BY: Stephanie Ruopp .
Do you experience mild to severe pain in your heel or in the arch of your foot?
Is it worse when you place weight on it?
A lot of people are quick to assume that this condition is a bone spur. But a bone spur is not usually the source of pain in the heel.
Chances are much better that it’s plantar fasciitis.
Scary as the name sounds, treating plantar fasciitis is typically pretty simple. This fact does not, however, negate how painful it can be.
What Is Plantar Fasciitis?
The thick, tight tissue that connects the heel bone to the toes is called the plantar fascia. It constitutes the arch of the foot.
When a person has plantar fasciitis, that connective tissue is inflamed -resulting in pain in the arch of the foot or, far more commonly, at the bottom of the heel. The pain can be dull or sharp and can create some serious discomfort.
The more stress that is placed on the inflamed plantar fascia, the higher the likelihood that microtears will develop in the tissue. This makes even the simplest activities such as walking very painful.
What Causes Plantar Fasciitis?
There are any number of factors that can lead to plantar fasciitis. These include, but are certainly not limited to:
- Change in activity – particularly excessive exercising/training
- Rapid weight gain
- Standing for long amounts of time
- Faulty footwear
- Tight calf muscles or Achilles tendon
- Either very high arches or flat feet
When dealing with plantar fasciitis, it would be ill-advised to push past the pain. It’s a good idea to avoid activities such as running, dancing, jumping or even walking barefoot – as these will all aggravate plantar fasciitis.
Pilates, on the other hand, can be incredibly helpful in treating plantar fasciitis. As usual, it comes down to working with skilled instructors.
Treating Plantar Fasciitis with Pilates
An experienced Pilates instructor is well aware of the movements that are counter-indicated in treating plantar fasciitis.
For instance, he or she would know to avoid exercises that strengthen the calf muscles. That’s because, as mentioned above, a common cause for plantar fasciitis is tight calf muscles and/or Achilles tendon.
This tightness in the feet or calves can make the pain of plantar fasciitis worse. Strengthening the calves would only contribute to this tightening. But loosening the calf muscles can relieve the pain.
An instructor would therefore focus on exercises that flex the foot and increase blood flow to the area. This relieves tension in the calves. He or she may recommend a static calf stretch placing the heel in the well of a Spine Corrector.
In addition, someone with training in Pilates knows the mechanics of taking the focus off one part of the body while strengthening another.

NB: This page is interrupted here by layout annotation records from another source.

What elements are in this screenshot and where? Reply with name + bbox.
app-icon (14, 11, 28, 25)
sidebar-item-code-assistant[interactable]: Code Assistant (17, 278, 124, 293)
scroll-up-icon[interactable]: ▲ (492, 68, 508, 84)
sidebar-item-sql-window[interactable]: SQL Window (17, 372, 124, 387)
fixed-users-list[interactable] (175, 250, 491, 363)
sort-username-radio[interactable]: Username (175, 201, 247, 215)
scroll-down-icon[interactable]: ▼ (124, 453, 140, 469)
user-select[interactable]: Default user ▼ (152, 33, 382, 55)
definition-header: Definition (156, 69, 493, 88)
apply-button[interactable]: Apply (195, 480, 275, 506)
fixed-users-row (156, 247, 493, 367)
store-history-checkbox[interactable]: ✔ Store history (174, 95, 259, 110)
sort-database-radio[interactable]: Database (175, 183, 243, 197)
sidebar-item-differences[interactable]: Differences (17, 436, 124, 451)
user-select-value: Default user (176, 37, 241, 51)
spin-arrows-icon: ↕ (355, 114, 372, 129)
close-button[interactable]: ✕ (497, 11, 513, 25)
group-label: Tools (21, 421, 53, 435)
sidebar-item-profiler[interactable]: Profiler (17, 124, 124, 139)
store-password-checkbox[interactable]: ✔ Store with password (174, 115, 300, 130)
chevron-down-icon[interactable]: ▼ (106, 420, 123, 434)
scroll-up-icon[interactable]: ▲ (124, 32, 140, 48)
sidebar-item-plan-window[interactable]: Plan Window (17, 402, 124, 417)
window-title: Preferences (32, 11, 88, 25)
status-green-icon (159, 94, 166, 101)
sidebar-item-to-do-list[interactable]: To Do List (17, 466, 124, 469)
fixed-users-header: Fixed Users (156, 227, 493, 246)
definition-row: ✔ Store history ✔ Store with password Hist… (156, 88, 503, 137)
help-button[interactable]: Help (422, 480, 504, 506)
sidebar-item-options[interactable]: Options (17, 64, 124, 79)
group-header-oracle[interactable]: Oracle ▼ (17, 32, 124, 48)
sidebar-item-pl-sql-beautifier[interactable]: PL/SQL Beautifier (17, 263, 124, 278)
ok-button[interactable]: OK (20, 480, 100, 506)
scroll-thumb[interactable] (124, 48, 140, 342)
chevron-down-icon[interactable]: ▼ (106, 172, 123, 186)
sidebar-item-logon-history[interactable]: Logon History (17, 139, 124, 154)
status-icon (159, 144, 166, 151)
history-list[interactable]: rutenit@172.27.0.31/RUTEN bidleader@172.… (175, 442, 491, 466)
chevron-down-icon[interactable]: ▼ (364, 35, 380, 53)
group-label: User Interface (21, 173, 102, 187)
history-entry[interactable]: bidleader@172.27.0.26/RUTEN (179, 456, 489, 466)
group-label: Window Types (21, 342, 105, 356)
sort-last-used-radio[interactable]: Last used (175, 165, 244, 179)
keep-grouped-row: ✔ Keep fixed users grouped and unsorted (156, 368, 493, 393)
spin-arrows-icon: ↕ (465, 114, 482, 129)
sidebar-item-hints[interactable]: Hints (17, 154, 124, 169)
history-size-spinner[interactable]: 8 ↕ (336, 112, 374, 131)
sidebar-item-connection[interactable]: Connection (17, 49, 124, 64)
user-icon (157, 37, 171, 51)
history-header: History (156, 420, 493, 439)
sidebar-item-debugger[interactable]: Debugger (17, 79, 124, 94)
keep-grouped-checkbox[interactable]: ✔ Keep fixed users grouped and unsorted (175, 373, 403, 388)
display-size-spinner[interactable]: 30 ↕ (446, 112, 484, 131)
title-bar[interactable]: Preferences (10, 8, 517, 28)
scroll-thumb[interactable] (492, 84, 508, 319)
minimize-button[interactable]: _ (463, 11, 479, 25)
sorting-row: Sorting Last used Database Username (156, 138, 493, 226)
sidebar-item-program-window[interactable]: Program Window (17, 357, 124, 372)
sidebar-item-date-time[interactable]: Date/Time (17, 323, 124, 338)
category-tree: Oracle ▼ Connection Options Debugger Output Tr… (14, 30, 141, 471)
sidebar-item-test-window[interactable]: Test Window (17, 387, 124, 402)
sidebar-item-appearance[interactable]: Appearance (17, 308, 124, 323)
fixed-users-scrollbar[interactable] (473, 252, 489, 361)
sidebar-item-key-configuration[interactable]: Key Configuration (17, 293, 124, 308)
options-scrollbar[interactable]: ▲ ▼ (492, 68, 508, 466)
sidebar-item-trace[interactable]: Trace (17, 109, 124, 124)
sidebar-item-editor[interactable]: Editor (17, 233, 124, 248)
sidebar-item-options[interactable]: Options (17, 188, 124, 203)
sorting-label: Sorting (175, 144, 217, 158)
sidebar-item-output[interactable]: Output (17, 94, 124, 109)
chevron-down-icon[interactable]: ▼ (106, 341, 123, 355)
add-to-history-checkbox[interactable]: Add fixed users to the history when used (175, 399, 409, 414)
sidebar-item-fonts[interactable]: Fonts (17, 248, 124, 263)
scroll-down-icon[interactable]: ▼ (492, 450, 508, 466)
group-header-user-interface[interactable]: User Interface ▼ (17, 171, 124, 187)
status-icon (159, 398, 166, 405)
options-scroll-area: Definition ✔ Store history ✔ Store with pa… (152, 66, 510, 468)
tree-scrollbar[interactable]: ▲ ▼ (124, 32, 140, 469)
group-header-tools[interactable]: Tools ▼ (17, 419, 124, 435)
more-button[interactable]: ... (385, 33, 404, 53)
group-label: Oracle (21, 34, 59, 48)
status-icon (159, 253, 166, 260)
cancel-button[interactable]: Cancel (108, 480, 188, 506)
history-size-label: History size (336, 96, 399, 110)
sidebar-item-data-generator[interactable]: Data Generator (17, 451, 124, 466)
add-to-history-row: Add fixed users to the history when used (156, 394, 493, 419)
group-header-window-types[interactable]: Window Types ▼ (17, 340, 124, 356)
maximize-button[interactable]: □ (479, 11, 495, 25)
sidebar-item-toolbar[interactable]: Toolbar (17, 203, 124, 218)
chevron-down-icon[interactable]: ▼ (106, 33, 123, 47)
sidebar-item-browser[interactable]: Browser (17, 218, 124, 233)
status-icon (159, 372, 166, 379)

For example, when working on a Trapeze Table with a plantar fasciitis client, he or she would have the wherewithal to utilize Y-loops to take effort away from the lower legs and bring it into the hips instead.
Poor Lower Extremity Alignment
One possible cause for plantar fasciitis that’s missing on the above list is poor lower extremity alignment. This is also a condition helped by Pilates.
It might seem to make sense to just eliminate footwork for clients struggling with plantar fasciitis. But proper footwork is essential for working on leg alignment and strength.
An experienced Pilates instructor will utilize tools and techniques to address lower extremity alignment with the fewest side effects.
There are a number of exercises that require lifting the toes while keeping the ball of the foot down. In doing these, clients can actually see what it means to bring the ankle into a centered position.
And a stable and aligned ankle joint serves as the foundation for all of the other joints up the leg. Where there is stability, there is far less strain and pulling.
Treating Plantar Fasciitis with Physical Therapy
Another option for treating plantar fasciitis is with physical therapy. Especially physical therapy based in Pilates. This can be an especially helpful route if it’s difficult to pinpoint the underlying cause(s) of the condition.
A physical therapist has knowledge of a number of modalities that can help improve mobility and decrease pain for clients with plantar fasciitis.
He or she is trained to assess the situation and identify any biomechanical faults in order to determine the best course of action.
Once armed with a comprehensive understanding of the individual’s situation, a physical therapist then offers specific instructions on what actions to take, as well as the reasons for taking those actions.
He or she may, for example, have the client do something as simple as pick up marbles with the toes so that they actively work to flex and stretch the foot muscles.
Another component of a treatment plan may include something like using kinesiology tape to support the foot’s natural arch and increase circulation, while providing neural stimulation to the foot and ankle.
Ideally, the physical therapist would instruct the client on proper methods of kinesiology taping in such a situation.
These are, of course, just two of many MANY options a physical therapist can extract from their toolbox.
Understanding Your Pain
Treating plantar fasciitis is like so many other conditions in that having an understanding of the underlying causes can help tremendously toward healing.